Saturday, January 30, 2016

Mercer view for 2016 - what does it mean for portfolio construction?

Mercer consulting announced their themes for 2016.  Their four themes are not surprising, but it is still important to review them and think about how they can be exploited in the global macro space. The overriding theme is that investors will be facing a low return environment, or more importantly, we are not in a positive long-only environment. In the short-run, holding beta exposure will not get you to your return dreams. The four themes are:

1. Reduced liquidity for liquid assets
2. A maturing credit cycle
3. A tilt form beta to alpha
4. Think long-term

The reduced liquidity theme has been the talk of both investors and regulators. Investors are getting more risk averse given the potential for liquidity events. Police-makers either do not want to admit their is a problem or believe they are not the cause of any liquidity shortfall. Nevertheless, they have increased their focus on macro prudential policies which include monitoring liquidity. Our view is that a reduced liquidity environment calls for greater exposure to short-term trading strategies. Liquidity providers will be rewarded.
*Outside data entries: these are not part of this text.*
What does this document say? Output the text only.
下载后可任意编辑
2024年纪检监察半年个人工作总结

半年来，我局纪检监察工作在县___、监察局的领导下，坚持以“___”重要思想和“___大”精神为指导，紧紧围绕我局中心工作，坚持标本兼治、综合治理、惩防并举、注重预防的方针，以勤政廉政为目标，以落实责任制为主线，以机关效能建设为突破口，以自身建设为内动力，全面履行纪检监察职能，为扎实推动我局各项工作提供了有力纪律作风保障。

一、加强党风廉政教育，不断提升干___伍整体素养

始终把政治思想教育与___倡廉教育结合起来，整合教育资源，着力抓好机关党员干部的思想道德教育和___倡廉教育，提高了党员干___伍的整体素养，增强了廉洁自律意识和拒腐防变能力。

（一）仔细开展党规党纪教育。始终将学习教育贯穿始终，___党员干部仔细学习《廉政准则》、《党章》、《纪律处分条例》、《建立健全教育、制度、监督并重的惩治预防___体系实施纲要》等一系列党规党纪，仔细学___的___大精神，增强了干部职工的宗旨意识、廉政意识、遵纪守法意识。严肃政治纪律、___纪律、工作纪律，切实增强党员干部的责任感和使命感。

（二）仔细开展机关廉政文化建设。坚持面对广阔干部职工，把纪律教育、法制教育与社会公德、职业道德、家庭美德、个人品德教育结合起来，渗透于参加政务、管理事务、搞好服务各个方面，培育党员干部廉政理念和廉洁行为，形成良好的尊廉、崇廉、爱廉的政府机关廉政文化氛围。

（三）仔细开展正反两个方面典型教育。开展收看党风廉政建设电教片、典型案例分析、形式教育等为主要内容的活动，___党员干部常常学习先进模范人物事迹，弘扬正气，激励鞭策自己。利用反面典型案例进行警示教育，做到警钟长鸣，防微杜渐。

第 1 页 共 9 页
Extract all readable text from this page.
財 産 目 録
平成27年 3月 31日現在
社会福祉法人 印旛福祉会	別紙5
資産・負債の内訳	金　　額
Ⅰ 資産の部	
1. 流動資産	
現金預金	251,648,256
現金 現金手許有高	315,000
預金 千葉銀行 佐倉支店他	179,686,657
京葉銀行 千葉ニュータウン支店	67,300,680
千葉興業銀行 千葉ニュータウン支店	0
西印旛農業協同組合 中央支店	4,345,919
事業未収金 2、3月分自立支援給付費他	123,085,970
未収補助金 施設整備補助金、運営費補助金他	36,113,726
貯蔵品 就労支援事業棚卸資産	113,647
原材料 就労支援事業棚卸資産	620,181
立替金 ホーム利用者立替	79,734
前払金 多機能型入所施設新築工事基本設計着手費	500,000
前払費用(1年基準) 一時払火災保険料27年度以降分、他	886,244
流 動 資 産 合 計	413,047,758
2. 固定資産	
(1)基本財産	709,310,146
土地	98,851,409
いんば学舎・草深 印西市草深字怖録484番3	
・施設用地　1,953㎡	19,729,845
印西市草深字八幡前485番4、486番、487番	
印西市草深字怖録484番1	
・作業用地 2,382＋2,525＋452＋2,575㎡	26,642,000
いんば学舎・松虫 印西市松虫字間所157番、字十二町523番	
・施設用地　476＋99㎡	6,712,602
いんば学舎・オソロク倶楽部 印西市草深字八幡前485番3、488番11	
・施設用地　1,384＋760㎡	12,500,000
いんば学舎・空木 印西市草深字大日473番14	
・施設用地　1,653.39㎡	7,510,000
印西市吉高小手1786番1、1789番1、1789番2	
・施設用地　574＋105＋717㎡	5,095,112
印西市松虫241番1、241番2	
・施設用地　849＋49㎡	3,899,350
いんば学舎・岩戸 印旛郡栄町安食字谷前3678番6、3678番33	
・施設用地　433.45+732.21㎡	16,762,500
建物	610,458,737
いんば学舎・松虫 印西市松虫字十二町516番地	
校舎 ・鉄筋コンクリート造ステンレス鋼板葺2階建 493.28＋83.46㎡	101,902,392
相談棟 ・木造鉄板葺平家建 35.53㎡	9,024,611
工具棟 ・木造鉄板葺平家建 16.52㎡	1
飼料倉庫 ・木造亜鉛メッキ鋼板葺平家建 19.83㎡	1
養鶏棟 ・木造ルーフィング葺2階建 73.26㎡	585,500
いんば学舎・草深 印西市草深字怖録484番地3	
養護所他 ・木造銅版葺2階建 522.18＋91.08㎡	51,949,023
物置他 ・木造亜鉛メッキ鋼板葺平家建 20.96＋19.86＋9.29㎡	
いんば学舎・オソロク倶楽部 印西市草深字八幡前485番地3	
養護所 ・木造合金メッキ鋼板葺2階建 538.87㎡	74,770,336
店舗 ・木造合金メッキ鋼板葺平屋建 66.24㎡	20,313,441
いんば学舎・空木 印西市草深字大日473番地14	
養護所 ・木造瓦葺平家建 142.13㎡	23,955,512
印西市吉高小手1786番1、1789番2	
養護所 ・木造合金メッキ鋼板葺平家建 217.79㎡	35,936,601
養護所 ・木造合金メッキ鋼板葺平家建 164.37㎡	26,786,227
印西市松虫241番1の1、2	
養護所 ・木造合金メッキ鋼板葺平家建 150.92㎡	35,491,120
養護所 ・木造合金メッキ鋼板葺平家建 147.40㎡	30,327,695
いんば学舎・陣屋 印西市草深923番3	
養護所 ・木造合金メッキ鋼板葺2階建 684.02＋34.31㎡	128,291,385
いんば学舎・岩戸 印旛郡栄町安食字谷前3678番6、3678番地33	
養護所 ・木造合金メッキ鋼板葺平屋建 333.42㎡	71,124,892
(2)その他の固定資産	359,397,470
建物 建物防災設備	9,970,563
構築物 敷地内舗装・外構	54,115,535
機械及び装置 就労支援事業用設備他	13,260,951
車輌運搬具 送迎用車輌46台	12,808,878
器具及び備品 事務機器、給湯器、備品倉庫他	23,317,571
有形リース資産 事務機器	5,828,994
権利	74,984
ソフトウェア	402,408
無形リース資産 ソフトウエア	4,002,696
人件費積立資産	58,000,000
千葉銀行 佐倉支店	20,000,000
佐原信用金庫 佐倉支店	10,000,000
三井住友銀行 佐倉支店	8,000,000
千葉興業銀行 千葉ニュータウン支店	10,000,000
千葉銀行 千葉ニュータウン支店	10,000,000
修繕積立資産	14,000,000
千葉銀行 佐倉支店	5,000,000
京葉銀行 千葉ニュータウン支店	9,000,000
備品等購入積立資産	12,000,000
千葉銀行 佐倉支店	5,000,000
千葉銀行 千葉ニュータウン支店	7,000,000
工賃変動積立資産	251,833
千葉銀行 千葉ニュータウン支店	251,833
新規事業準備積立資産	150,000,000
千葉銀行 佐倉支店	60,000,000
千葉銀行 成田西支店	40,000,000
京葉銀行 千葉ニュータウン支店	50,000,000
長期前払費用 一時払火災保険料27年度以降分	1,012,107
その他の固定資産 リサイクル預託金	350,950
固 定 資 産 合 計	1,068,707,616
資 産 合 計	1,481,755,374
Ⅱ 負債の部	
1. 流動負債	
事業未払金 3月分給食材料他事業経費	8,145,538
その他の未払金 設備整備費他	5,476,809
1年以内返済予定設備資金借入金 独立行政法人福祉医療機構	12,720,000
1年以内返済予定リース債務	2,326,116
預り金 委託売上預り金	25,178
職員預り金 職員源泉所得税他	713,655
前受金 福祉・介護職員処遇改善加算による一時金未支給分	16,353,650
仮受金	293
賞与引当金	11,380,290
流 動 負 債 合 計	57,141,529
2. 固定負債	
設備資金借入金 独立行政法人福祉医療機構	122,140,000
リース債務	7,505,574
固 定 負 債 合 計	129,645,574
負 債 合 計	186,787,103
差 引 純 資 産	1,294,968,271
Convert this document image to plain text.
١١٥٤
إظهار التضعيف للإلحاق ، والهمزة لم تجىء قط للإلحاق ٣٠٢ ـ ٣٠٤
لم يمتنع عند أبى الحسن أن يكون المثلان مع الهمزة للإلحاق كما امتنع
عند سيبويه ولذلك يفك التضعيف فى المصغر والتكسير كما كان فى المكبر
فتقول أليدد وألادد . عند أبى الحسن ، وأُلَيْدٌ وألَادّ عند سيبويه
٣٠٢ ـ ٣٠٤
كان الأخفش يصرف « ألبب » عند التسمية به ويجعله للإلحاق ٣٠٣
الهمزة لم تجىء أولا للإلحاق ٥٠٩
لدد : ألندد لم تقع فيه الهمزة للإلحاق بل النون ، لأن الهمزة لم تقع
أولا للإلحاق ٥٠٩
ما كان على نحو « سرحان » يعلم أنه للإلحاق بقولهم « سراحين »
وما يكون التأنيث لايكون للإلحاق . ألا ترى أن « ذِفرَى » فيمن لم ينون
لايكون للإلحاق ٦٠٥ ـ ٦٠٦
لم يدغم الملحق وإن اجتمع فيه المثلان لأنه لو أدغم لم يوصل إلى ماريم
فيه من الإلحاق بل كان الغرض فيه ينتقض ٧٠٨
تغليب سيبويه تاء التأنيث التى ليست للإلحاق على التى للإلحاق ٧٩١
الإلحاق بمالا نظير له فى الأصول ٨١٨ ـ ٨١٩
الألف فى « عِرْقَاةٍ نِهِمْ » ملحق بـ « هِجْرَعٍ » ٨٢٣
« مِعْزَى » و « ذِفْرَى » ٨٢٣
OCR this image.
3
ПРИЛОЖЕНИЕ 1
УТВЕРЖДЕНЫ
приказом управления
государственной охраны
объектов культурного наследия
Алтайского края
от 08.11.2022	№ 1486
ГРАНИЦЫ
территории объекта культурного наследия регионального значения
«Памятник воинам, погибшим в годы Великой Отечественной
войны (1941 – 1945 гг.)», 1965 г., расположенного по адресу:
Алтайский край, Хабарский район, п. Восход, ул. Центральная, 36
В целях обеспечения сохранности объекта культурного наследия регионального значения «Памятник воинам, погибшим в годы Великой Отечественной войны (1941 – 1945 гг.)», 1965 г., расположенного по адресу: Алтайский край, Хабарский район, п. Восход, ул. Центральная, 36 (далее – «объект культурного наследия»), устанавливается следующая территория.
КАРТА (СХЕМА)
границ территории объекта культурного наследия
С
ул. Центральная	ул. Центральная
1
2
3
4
A maturing credit cycle is evident with the explosion of high yield credit spreads. Credit is becoming scarcer and investor are asking for greater risk premia. This credit repricing process is just beginning, so the our view is that switching out of credit in the short run is a good defensive strategy.

The tilt from beta to alpha is justified given we are likely to see further repricing of risk in equities. While the ECB, PBOC, and BOJ are all adding liquidity, the Fed's shift to normalization creates a potential headwind for holding risky assets. Low volatility has continued even after the spike of last August. This is likely to change. We view that market correlations will decline given the decoupling of policies. This means that relative value trades will be better rewarded than buy and hold directional positions.  Find alpha that exploits lower market correlations.

The "think long-term" view is a catch-all for the fact that, in the short-run, uncertainty will be high and the ability of investors to get direction right may be difficult. This may be in conflict with the idea of active trading in a illiquid world, but we see this as the other end of the liquidity spectrum. In this world, holding long-term strategy allocations make sense if you cannot or do not want to take advantage of changes in risk aversion and liquidity.